SO MANY obituaries had already been written for the Spanish Socialist Party (PSOE) that its performances in last Sunday’s elections to autonomous parliaments in Andalusia and Asturias seem like a resurrection.
Even a glance, however, at the actual figures show that the PSOE is still in very deep trouble.
It has lost almost a third of its vote since the 2008 autonomous elections in Andalusia, and can only remain in government there with the support of the resurgent United Left (IU).
But Sunday’s sudden and completely unexpected reversal of a seemingly irresistible tide of victories for the right-wing Partido Popular (PP) certainly raises a big warning flag for Spain’s four-month-old government.
Many Spaniards are not willing to swallow the bitter austerity diet that the conservatives have been prescribing since they ousted a discredited PSOE from power in Madrid in last November’s general elections.
“You can’t always get what you hope for,” the prime minister, Mariano Rajoy, conceded yesterday as he arrived in Seoul for the summit on nuclear security.
What he had hoped for, and what all the opinion polls had promised him, was a doubly historic breakthrough that would have consolidated his party’s unprecedented control of municipal and regional governments across Spain.
Andalusia would have been an especially sweet prize for the conservatives.
It is the most populous region in Spain and has the second-highest budget (after Catalonia).
It is also a region steeped in the traditions of the Spanish left, famous for its fierce resistance to abuses of power by landlordism and the Catholic church, both still closely associated with the PP.
For Javier Arenas, the PP leader in the region, the failure to grasp this prize is especially bitter.
It is his fourth attempt, and he has behaved throughout the campaign as though he were assured of victory.
Victory is what he was still claiming yesterday, with some support in right-wing Spanish media, on the grounds that he had won a plurality of the votes in the region, for the first time ever.
But his margin in total votes (34,000), and seats (three), over the PSOE’s outgoing first minister, José Antonio Griñán, was slight, and is cancelled out by the rise of the IU on the left.

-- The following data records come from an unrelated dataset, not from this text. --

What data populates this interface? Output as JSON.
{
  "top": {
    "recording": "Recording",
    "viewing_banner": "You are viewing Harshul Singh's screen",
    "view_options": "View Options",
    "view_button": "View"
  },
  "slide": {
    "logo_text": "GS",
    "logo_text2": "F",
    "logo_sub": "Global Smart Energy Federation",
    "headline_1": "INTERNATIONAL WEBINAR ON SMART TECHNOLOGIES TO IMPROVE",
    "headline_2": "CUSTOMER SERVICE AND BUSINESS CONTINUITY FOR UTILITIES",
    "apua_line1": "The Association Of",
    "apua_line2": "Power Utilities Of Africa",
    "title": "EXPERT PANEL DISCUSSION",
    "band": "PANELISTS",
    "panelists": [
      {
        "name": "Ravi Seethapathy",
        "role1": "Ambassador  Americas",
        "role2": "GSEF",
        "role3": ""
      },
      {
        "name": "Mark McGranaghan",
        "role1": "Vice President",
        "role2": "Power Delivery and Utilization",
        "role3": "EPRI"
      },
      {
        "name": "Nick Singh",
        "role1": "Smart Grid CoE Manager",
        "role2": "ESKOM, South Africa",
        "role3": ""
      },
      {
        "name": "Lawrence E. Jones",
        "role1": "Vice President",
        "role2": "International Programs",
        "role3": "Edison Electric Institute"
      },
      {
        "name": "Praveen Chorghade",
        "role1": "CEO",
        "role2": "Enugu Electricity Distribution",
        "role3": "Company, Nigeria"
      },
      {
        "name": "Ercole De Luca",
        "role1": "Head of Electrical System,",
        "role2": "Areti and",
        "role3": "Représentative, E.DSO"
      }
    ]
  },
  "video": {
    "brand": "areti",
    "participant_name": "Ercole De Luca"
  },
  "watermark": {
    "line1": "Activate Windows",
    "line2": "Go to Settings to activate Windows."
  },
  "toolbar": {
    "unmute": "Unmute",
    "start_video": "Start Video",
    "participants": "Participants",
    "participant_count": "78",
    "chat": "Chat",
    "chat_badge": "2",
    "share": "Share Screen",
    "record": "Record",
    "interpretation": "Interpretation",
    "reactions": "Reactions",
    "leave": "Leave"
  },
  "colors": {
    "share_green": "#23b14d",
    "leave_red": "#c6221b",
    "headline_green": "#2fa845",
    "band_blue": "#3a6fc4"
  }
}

Indeed, the PP’s 1,567,000 votes is actually 160,000 fewer than the party took in 2008.
Abstention was the real winner on Sunday, with the PSOE vote tumbling from 2,178,000 votes to 1,523,000, a collapse not compensated for by United Left’s rise to 437,000 from 317,000 four years ago.
With 30 per cent unemployment in the region, three times more than at the last election, and much higher percentages among the young, the clearest message is that many Spanish voters are thoroughly disillusioned with the major parties.
With combined seats of 59 over the PP’s 50, the PSOE and IU have a comfortable margin with which to form a coalition government.
But IU will exact a price, forcing Griñán to shift towards the left.
The result should bring some fresh air to the corridors of power in Andalusia, dominated by PSOE governments for an unbroken 30 years.
The final outcome in Asturias is much less predictable, though again the PSOE will be relieved that it has performed better than expected.
A regional split from the PP is likely to determine the final shape of the government there, probably in favour of the conservatives.
The PSOE can take comfort from these elections, insofar as the humiliating prospect of losing one of its last major levers on power has now receded.
However, that relief has to be tempered by the sobering knowledge that it is continuing to haemorrhage votes at an extremely alarming rate for a major party.
As for the PP, it will barely have time to digest the weekend’s setbacks before it faces a general strike against its austerity policies, called by the country’s two major unions, due to take place this Thursday.
Yesterday, Rajoy insisted that the results would not make him waver in applying more of the same, promising a “very austere budget”.
Spain is not Greece, but it looks like it could be heading for a spring of discontent.